For security, standard galvanised lath doors will deter opportunistic theft. For higher risk sites (distribution centres, secure storage, sites prone to stock loss) specify high-security lath doors with LPS-rated curtains, reinforced lath guides, anti-lift bottom rails, and extra internal locking points. While the price leap is significant, it is the only right answer for the right site.

What it costs

UK fitted prices for a single-bay industrial roller shutter for 2026:

  • Manual single-skin small opening (under 3m): £1,100 minimum
  • Electric single-skin, 3–4m wide, light-duty motor: £2,200–£3,500
  • Electric insulated, 3–4m wide, mid-duty motor: £3,500–£5,500
  • Electric insulated, 4–6m wide, heavy-duty motor: £5,000–£8,500
  • High-security LPS-rated, 3–4m wide: £6,500–£12,000+

Prices will jump for larger doors, multi-bay installations, and specialist applications (food-grade, hygienic finish, marine environment). Maintenance contracts run £180–£450 a year per door depending on the cycle rate and specification.

The problems occurring repeatedly with industrial roller shutters can be classified into a few categories.

The most common of these problems is failing to specify the correct motor for the intended cycle rate. A standard motor paired with heavy usage results in a burnout in less than 2 years. Typically, the cost of replacement plus the downtime is much more than the cost of the motor.
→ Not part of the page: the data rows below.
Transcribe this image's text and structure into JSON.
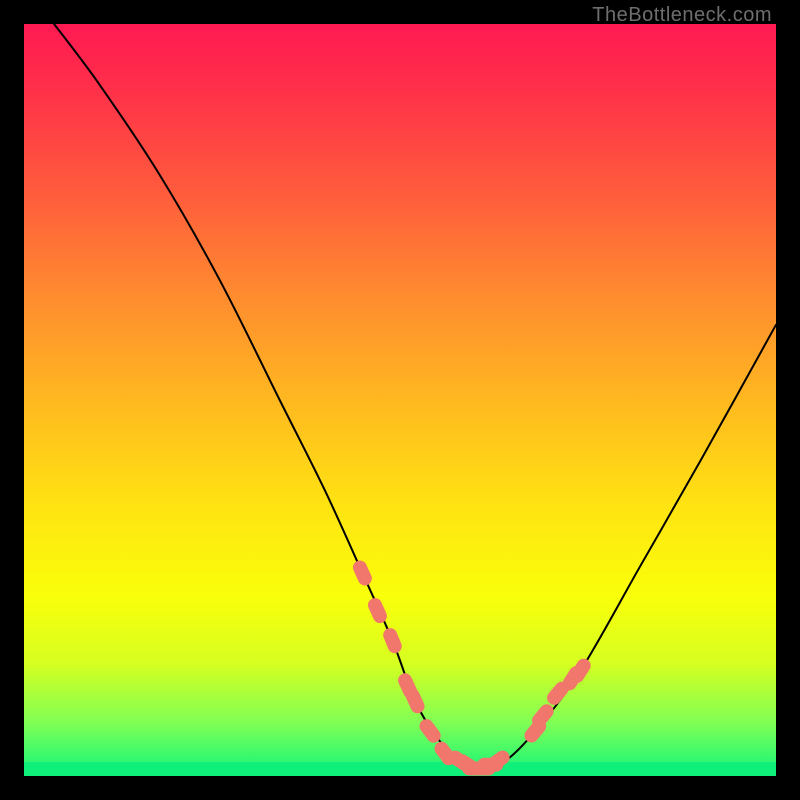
{
  "watermark": "TheBottleneck.com",
  "colors": {
    "frame_bg": "#000000",
    "gradient_stops": [
      "#ff1a52",
      "#ff2e4a",
      "#ff5a3d",
      "#ff8b2f",
      "#ffb820",
      "#ffe312",
      "#faff0a",
      "#d6ff20",
      "#7fff55",
      "#10f57a"
    ],
    "curve_stroke": "#000000",
    "marker_fill": "#f1776c"
  },
  "chart_data": {
    "type": "line",
    "title": "",
    "xlabel": "",
    "ylabel": "",
    "xlim": [
      0,
      100
    ],
    "ylim": [
      0,
      100
    ],
    "grid": false,
    "legend": false,
    "series": [
      {
        "name": "curve",
        "x": [
          4,
          10,
          18,
          26,
          34,
          40,
          45,
          49,
          52,
          55,
          58,
          61,
          64,
          68,
          74,
          82,
          90,
          100
        ],
        "y": [
          100,
          92,
          80,
          66,
          50,
          38,
          27,
          18,
          10,
          5,
          2,
          1,
          2,
          6,
          14,
          28,
          42,
          60
        ]
      }
    ],
    "markers": {
      "name": "highlighted-points",
      "x": [
        45,
        47,
        49,
        51,
        52,
        54,
        56,
        58,
        59,
        60,
        61,
        62,
        63,
        68,
        69,
        71,
        73,
        74
      ],
      "y": [
        27,
        22,
        18,
        12,
        10,
        6,
        3,
        2,
        1.5,
        1,
        1,
        1.5,
        2,
        6,
        8,
        11,
        13,
        14
      ]
    }
  }
}
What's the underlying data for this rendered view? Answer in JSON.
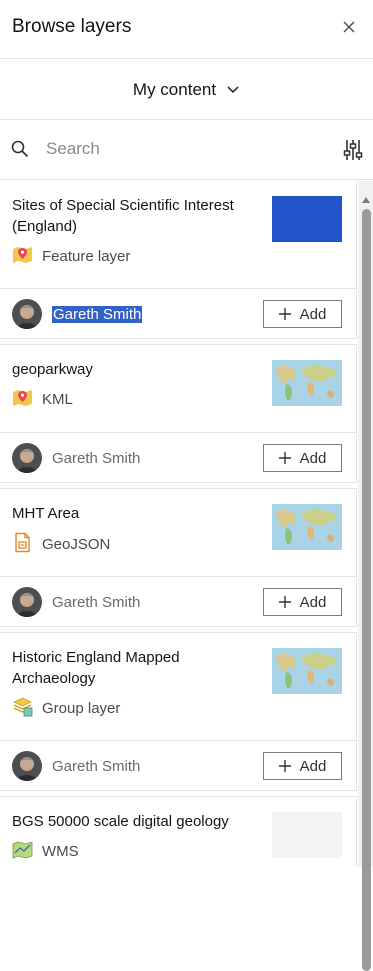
{
  "header": {
    "title": "Browse layers",
    "close_icon": "close-icon"
  },
  "source_dropdown": {
    "label": "My content",
    "icon": "chevron-down-icon"
  },
  "search": {
    "placeholder": "Search",
    "value": "",
    "icon": "search-icon",
    "filter_icon": "filter-sliders-icon"
  },
  "add_label": "Add",
  "colors": {
    "accent": "#3263c4",
    "border": "#e3e3e3"
  },
  "cards": [
    {
      "title": "Sites of Special Scientific Interest (England)",
      "type": "Feature layer",
      "type_icon": "feature-layer-pin-icon",
      "owner": "Gareth Smith",
      "owner_selected": true,
      "thumbnail": "blue-fill"
    },
    {
      "title": "geoparkway",
      "type": "KML",
      "type_icon": "kml-pin-icon",
      "owner": "Gareth Smith",
      "owner_selected": false,
      "thumbnail": "world-map"
    },
    {
      "title": "MHT Area",
      "type": "GeoJSON",
      "type_icon": "geojson-file-icon",
      "owner": "Gareth Smith",
      "owner_selected": false,
      "thumbnail": "world-map"
    },
    {
      "title": "Historic England Mapped Archaeology",
      "type": "Group layer",
      "type_icon": "group-layer-icon",
      "owner": "Gareth Smith",
      "owner_selected": false,
      "thumbnail": "world-map"
    },
    {
      "title": "BGS 50000 scale digital geology",
      "type": "WMS",
      "type_icon": "wms-map-icon",
      "thumbnail": "blank"
    }
  ]
}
Another common problem is a failure to complete a survey. If the door does not accommodate the lintel detail or interference with existing services occurs, it will be more expensive to fix this problem than the original installation.

Not performing Planned Preventative Maintenance (PPM) is also a common occurrence. When a roller shutter is neglected for 3 years, it will require replacement of bearings, seals, servicing of the motor, and curtain repairs. PPM, on a quarterly or semi-annual basis, provides servicing that will repair smaller issues before larger failures occur.

Choosing the lowest price is the final occurrence of the common problems listed. A roller shutter door that costs £2,500 with a 12-month warranty is the cheapest option, but will likely cost more in years 2-5 than a roller shutter door that costs £3,500 from an established supplier with a 5-year warranty and servicing network.

The roller shutters that are the correct option, properly installed, and on a preventative maintenance schedule, will last 15-20 years before large repairs are required. Without the PPM, they will only last 3-5 years.